In the end, only beauty matters
12th July was an anniversary, it was the five hundred and forty-eighth anniversary of the birth of the Spanish composer Juan del Encina. Born on 12th July 1468, Encina was educated at the University of Salamanca and became renowned composer, poet and playwright before his death in Toledo in 1529. Encina pre-dated William Shakespeare by a century, yet, on Lyric FM’s Vox Nostra programme, the presenter Vlad Smishkewych was able to play Encina’s Todos Los Bienes Del Mundo, a piece written around 1500.
There was a profound sense of reassurance in listening to Encina’s work, a profound realization that beauty is the only thing that endures. In a century where arrogant bombast and a visceral xenophobia have become the norm of political life, there is a reassurance that politicians are forgotten almost as soon as they leave office, and that all that will endure are the things that some of them would most despise.
Perhaps the early part of the twenty-first century will leave behind little that will be memorable, perhaps there will be no works comparable with those that emerged in the great eras of visual art, music and literature. Perhaps there will be no painter comparable with those of the Renaissance, perhaps there will be no composer comparable with those played by Vlad Smishkewych, perhaps there will be no literature to compare with that left us by the writers of the Sixteenth Century, but if the twenty-first century does leave any legacy, then that legacy will be whatever beauty might be mustered.
The centenary commemorations of the Great War should be a lesson to those who would aspire to be remembered. The people still remembered are not the politicians or the generals, they are the poets. Brooke and Owen and Sassoon command a place in posterity; in hideous realities they found inspiration for lines that have endured for a century, and will probably endure for centuries more.
The mood of 2016 is one of anti-intellectualism; it’s a mood of contempt for those labelled as “experts,” it’s a mood expressed in a mocking of liberalism and tolerance, it’s a mood reflected in political leadership on both sides of the Atlantic. It’s a mood that will be long forgotten when Juan del Encina is still being played.
In his novel The Idiot, the nineteenth-century Russian writer Fyodor Dostoevsky has a character Prince Lev Nikolaevich Myshkin who is is mocked because he has a belief that beauty can save people from the worst:
Is it true, prince, that you once declared that “beauty would save the world”? Great Heaven!

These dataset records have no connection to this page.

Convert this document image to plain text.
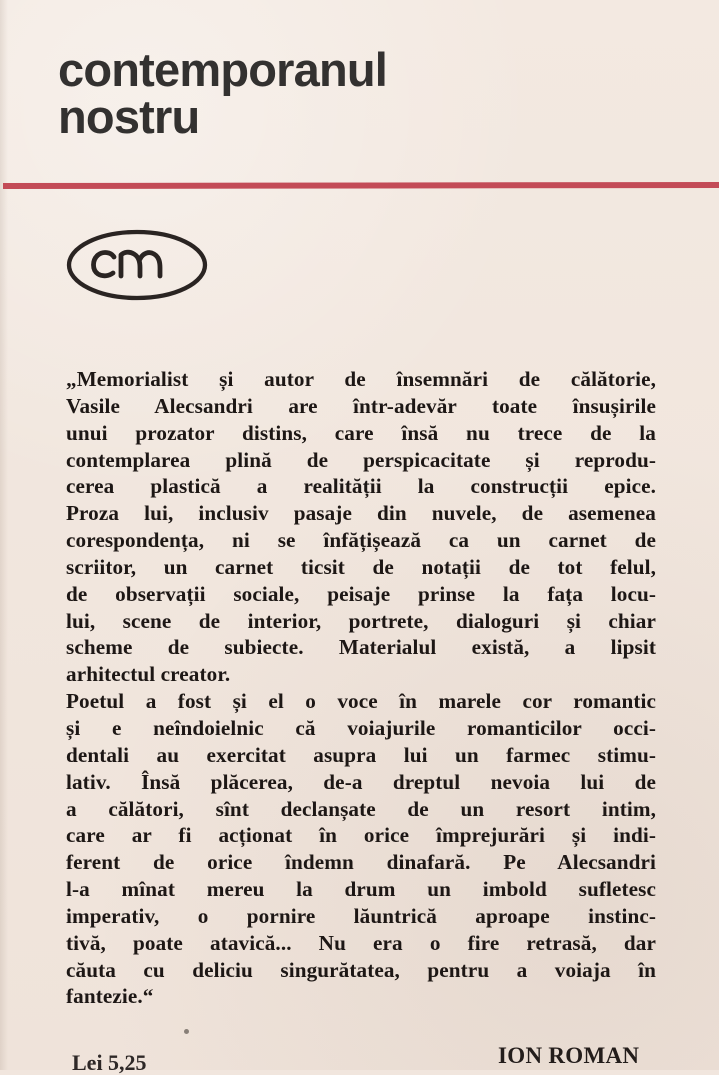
contemporanul
nostru
„Memorialist și autor de însemnări de călătorie,
Vasile Alecsandri are într-adevăr toate însușirile
unui prozator distins, care însă nu trece de la
contemplarea plină de perspicacitate și reprodu-
cerea plastică a realității la construcții epice.
Proza lui, inclusiv pasaje din nuvele, de asemenea
corespondența, ni se înfățișează ca un carnet de
scriitor, un carnet ticsit de notații de tot felul,
de observații sociale, peisaje prinse la fața locu-
lui, scene de interior, portrete, dialoguri și chiar
scheme de subiecte. Materialul există, a lipsit
arhitectul creator.
Poetul a fost și el o voce în marele cor romantic
și e neîndoielnic că voiajurile romanticilor occi-
dentali au exercitat asupra lui un farmec stimu-
lativ. Însă plăcerea, de-a dreptul nevoia lui de
a călători, sînt declanșate de un resort intim,
care ar fi acționat în orice împrejurări și indi-
ferent de orice îndemn dinafară. Pe Alecsandri
l-a mînat mereu la drum un imbold sufletesc
imperativ, o pornire lăuntrică aproape instinc-
tivă, poate atavică... Nu era o fire retrasă, dar
căuta cu deliciu singurătatea, pentru a voiaja în
fantezie.“
Lei 5,25	ION ROMAN
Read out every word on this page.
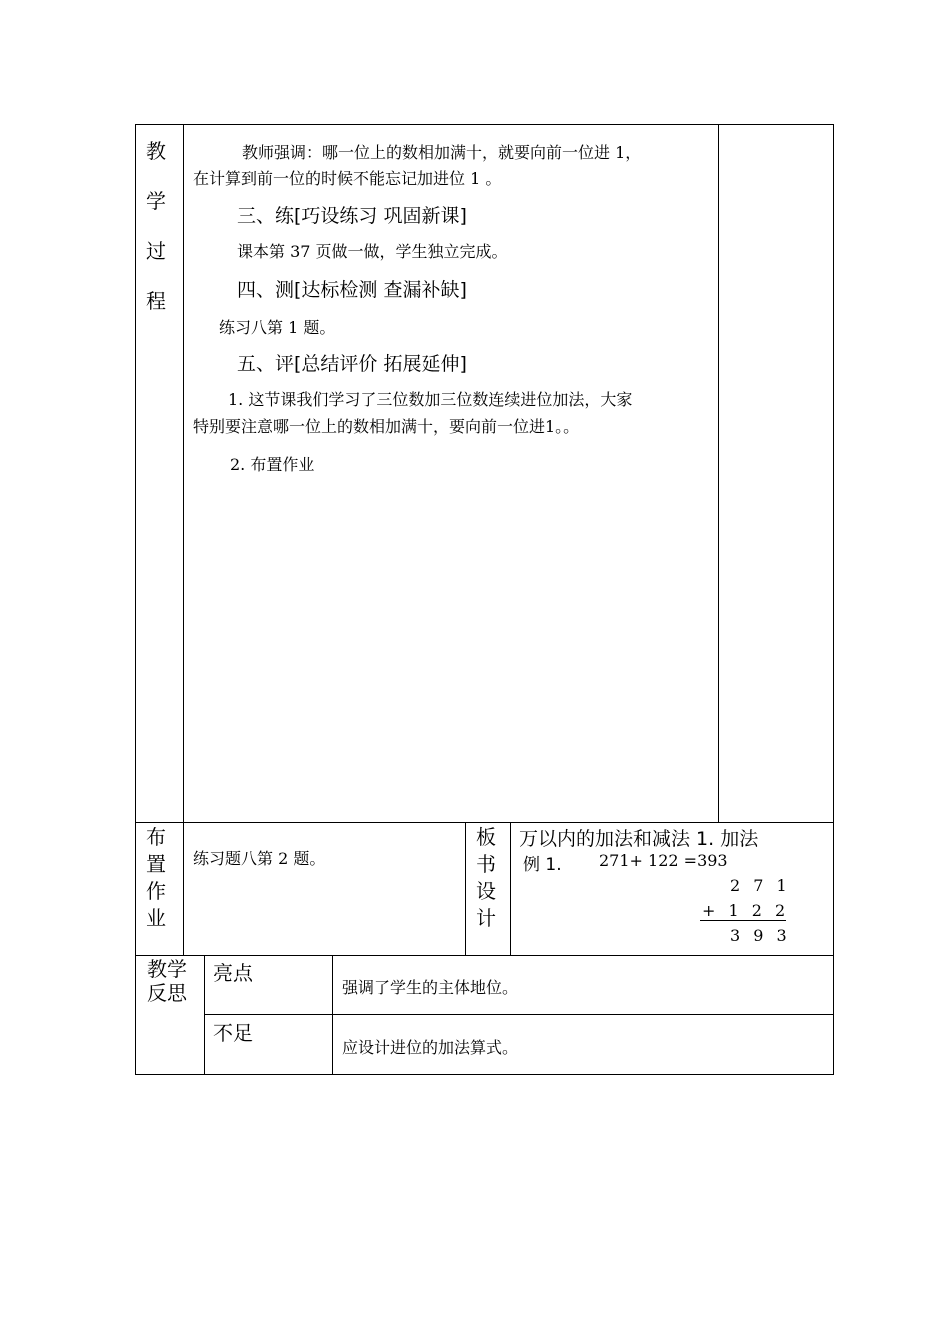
教
学
过
程
教师强调：哪一位上的数相加满十，就要向前一位进 1，
在计算到前一位的时候不能忘记加进位 1 。
三、练[巧设练习 巩固新课]
课本第 37 页做一做，学生独立完成。
四、测[达标检测 查漏补缺]
练习八第 1 题。
五、评[总结评价 拓展延伸]
1. 这节课我们学习了三位数加三位数连续进位加法，大家
特别要注意哪一位上的数相加满十，要向前一位进1。。
2. 布置作业
布
置
作
业
练习题八第 2 题。
板
书
设
计
万以内的加法和减法 1. 加法
例 1. 271+ 122 =393
2 7 1
+ 1 2 2
3 9 3
教学
反思
亮点
强调了学生的主体地位。
不足
应设计进位的加法算式。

The prince says that beauty saves the world! And I declare that he only has such playful ideas because he’s in love!
The twentieth-century songwriter Don McLean saw the painter Vincent van Gogh as someone whose motivation was beauty, but who lived in a world without a place for such beauty.
Now, I understand, what you tried to say to me
And how you suffered for your sanity
And how you tried to set them free
They would not listen, they did not know how
Perhaps they’ll listen now
Perhaps McLean was right and Prince Myshkin was wrong. Perhaps beauty cannot save the world from xenophobia and fundamentalism, but beauty will be the only thing that outlives all the ugliness of our times.